The C. elegans Interactome Project

Principal Investigator: Marc Vidal
DANA-FARBER CANCER INSTITUTE
DEPT OF CANCER BIOLOGY
44 BINNEY STREET, SMITH BLDG 858

Project Period: 07/01/1998 - 02/28/2009

Abstract (from grant application):

DESCRIPTION (provided by applicant): To further our understanding of biological processes and disease mechanisms, it is important to consider gene functions in the context of complex macromolecular networks. For such systems approaches to be developed, physical protein-protein interaction, or interactome, networks need to be systematically mapped, in addition to regulatory and metabolic networks.
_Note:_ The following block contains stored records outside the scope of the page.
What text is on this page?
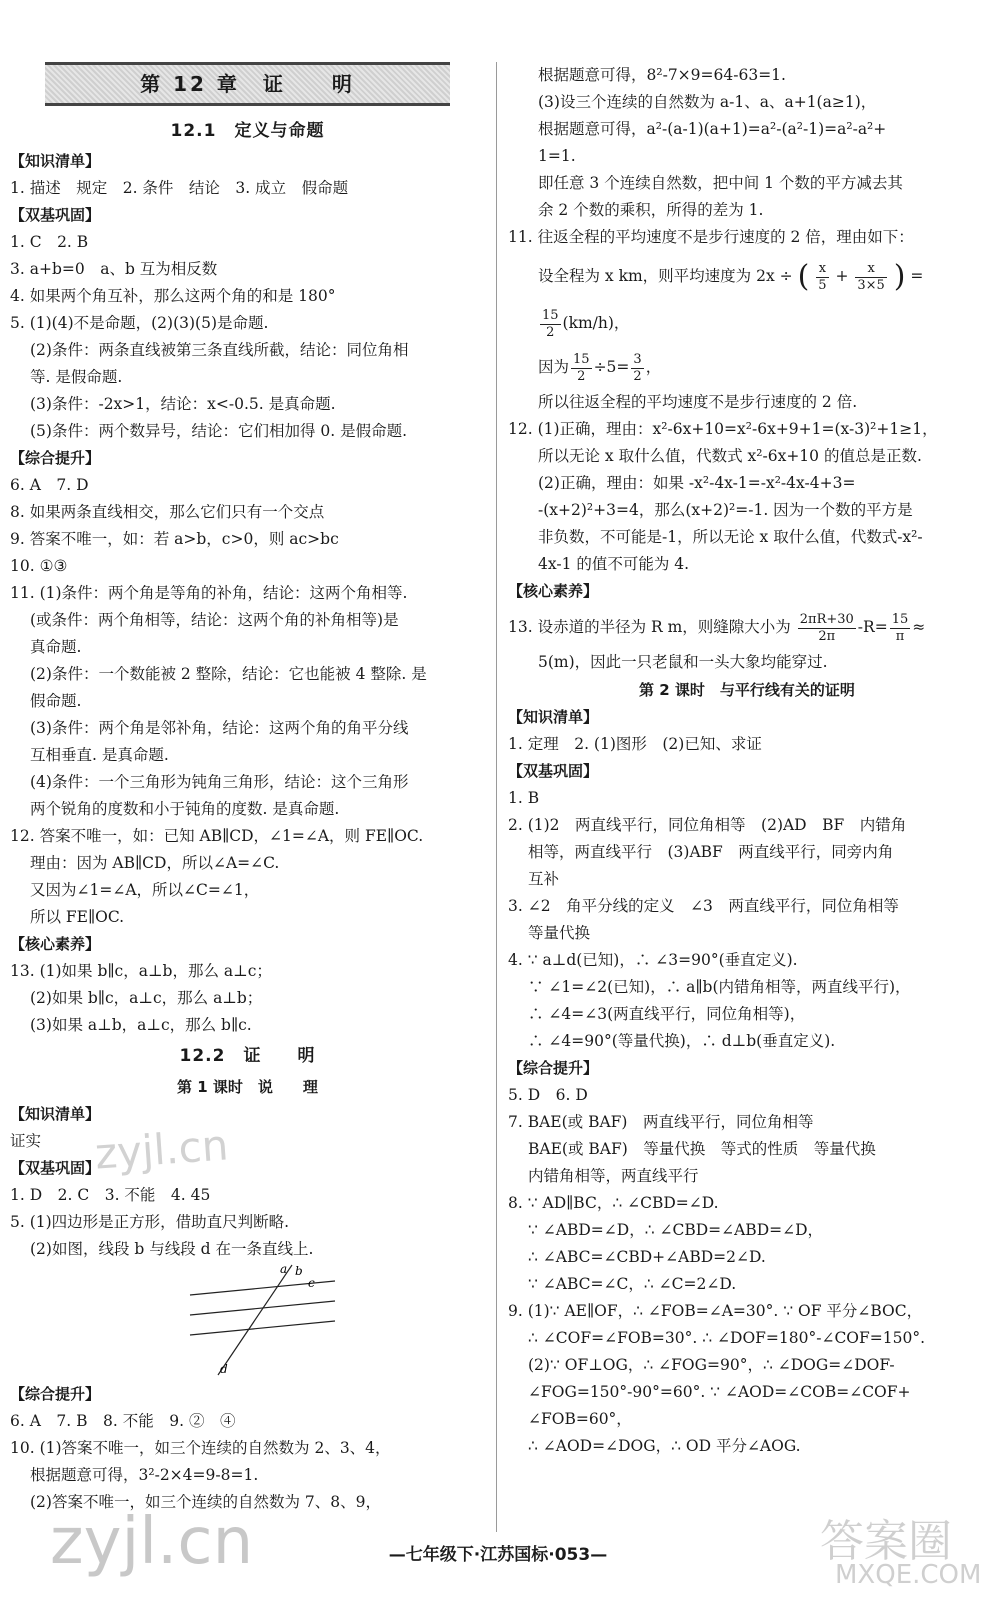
第 12 章　证　　明
12.1　定义与命题
【知识清单】
1. 描述　规定　2. 条件　结论　3. 成立　假命题
【双基巩固】
1. C　2. B
3. a+b=0　a、b 互为相反数
4. 如果两个角互补，那么这两个角的和是 180°
5. (1)(4)不是命题，(2)(3)(5)是命题.
(2)条件：两条直线被第三条直线所截，结论：同位角相
等. 是假命题.
(3)条件：-2x>1，结论：x<-0.5. 是真命题.
(5)条件：两个数异号，结论：它们相加得 0. 是假命题.
【综合提升】
6. A　7. D
8. 如果两条直线相交，那么它们只有一个交点
9. 答案不唯一，如：若 a>b，c>0，则 ac>bc
10. ①③
11. (1)条件：两个角是等角的补角，结论：这两个角相等.
(或条件：两个角相等，结论：这两个角的补角相等)是
真命题.
(2)条件：一个数能被 2 整除，结论：它也能被 4 整除. 是
假命题.
(3)条件：两个角是邻补角，结论：这两个角的角平分线
互相垂直. 是真命题.
(4)条件：一个三角形为钝角三角形，结论：这个三角形
两个锐角的度数和小于钝角的度数. 是真命题.
12. 答案不唯一，如：已知 AB∥CD，∠1=∠A，则 FE∥OC.
理由：因为 AB∥CD，所以∠A=∠C.
又因为∠1=∠A，所以∠C=∠1，
所以 FE∥OC.
【核心素养】
13. (1)如果 b∥c，a⊥b，那么 a⊥c；
(2)如果 b∥c，a⊥c，那么 a⊥b；
(3)如果 a⊥b，a⊥c，那么 b∥c.
12.2　证　　明
第 1 课时　说　　理
【知识清单】
证实
【双基巩固】
1. D　2. C　3. 不能　4. 45
5. (1)四边形是正方形，借助直尺判断略.
(2)如图，线段 b 与线段 d 在一条直线上.
a b
c
d
【综合提升】
6. A　7. B　8. 不能　9. ②　④
10. (1)答案不唯一，如三个连续的自然数为 2、3、4，
根据题意可得，3²-2×4=9-8=1.
(2)答案不唯一，如三个连续的自然数为 7、8、9，
根据题意可得，8²-7×9=64-63=1.
(3)设三个连续的自然数为 a-1、a、a+1(a≥1)，
根据题意可得，a²-(a-1)(a+1)=a²-(a²-1)=a²-a²+
1=1.
即任意 3 个连续自然数，把中间 1 个数的平方减去其
余 2 个数的乘积，所得的差为 1.
11. 往返全程的平均速度不是步行速度的 2 倍，理由如下：
设全程为 x km，则平均速度为 2x ÷ ( $\frac{x}{5} + \frac{x}{3\times 5}$ ) =
$\frac{15}{2} (km/h)$，
因为 $\frac{15}{2} \div 5= \frac{3}{2}$ ，
所以往返全程的平均速度不是步行速度的 2 倍.
12. (1)正确，理由：x²-6x+10=x²-6x+9+1=(x-3)²+1≥1，
所以无论 x 取什么值，代数式 x²-6x+10 的值总是正数.
(2)正确，理由：如果 -x²-4x-1=-x²-4x-4+3=
-(x+2)²+3=4，那么(x+2)²=-1. 因为一个数的平方是
非负数，不可能是-1，所以无论 x 取什么值，代数式-x²-
4x-1 的值不可能为 4.
【核心素养】
13. 设赤道的半径为 R m，则缝隙大小为 $\frac{2\pi R+30}{2\pi} -R= \frac{15}{\pi}$ ≈
5(m)，因此一只老鼠和一头大象均能穿过.
第 2 课时　与平行线有关的证明
【知识清单】
1. 定理　2. (1)图形　(2)已知、求证
【双基巩固】
1. B
2. (1)2　两直线平行，同位角相等　(2)AD　BF　内错角
相等，两直线平行　(3)ABF　两直线平行，同旁内角
互补
3. ∠2　角平分线的定义　∠3　两直线平行，同位角相等
等量代换
4. ∵ a⊥d(已知)，∴ ∠3=90°(垂直定义).
∵ ∠1=∠2(已知)，∴ a∥b(内错角相等，两直线平行)，
∴ ∠4=∠3(两直线平行，同位角相等)，
∴ ∠4=90°(等量代换)，∴ d⊥b(垂直定义).
【综合提升】
5. D　6. D
7. BAE(或 BAF)　两直线平行，同位角相等
BAE(或 BAF)　等量代换　等式的性质　等量代换
内错角相等，两直线平行
8. ∵ AD∥BC，∴ ∠CBD=∠D.
∵ ∠ABD=∠D，∴ ∠CBD=∠ABD=∠D，
∴ ∠ABC=∠CBD+∠ABD=2∠D.
∵ ∠ABC=∠C，∴ ∠C=2∠D.
9. (1)∵ AE∥OF，∴ ∠FOB=∠A=30°. ∵ OF 平分∠BOC，
∴ ∠COF=∠FOB=30°. ∴ ∠DOF=180°-∠COF=150°.
(2)∵ OF⊥OG，∴ ∠FOG=90°，∴ ∠DOG=∠DOF-
∠FOG=150°-90°=60°. ∵ ∠AOD=∠COB=∠COF+
∠FOB=60°，
∴ ∠AOD=∠DOG，∴ OD 平分∠AOG.
—七年级下·江苏国标·053—
zyjl.cn
zyjl.cn
答案圈
MXQE.COM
Similar to the Human Genome Project, the feasibility and usefulness of a human interactome project was first investigated using model organisms. Early versions of interactome maps are available for S. cerevisiae, C. elegans (see below) and D. melanogaster at proteome scale. The ultimate goal of the C. elegans interactome mapping project should be to determine all or nearly all physical protein-protein interactions that can occur in all cells, at all stages of development, and in standard environmental conditions. Here we propose to expand the worm project from its recently released version (W15), containing 5,500 potential interactions obtained by testing a matrix of -2,000 by -14,000 proteins and representing approximately 5-10% of the total interactome. Our goals are to improve completeness, coverage, and data quality of the worm interactome map. We estimate that in 3 years, we will be able to map -15,000 additional high confidence interactions, use an independent co-affinity purification (co-AP) protein interaction assay to systematically validate these Y2H interaction and finally, systematically compare gene expression patterns of gene pairs corresponding to protein interactions. Our specific aims are to: i) improve the completeness and coverage of the worm interactome map, ii) improve the quality of the worm intearctome map by globally addressing the issues of both technical and biological false positives, and iii) develop and apply computational tools to release, visualize and analyze the interaction data.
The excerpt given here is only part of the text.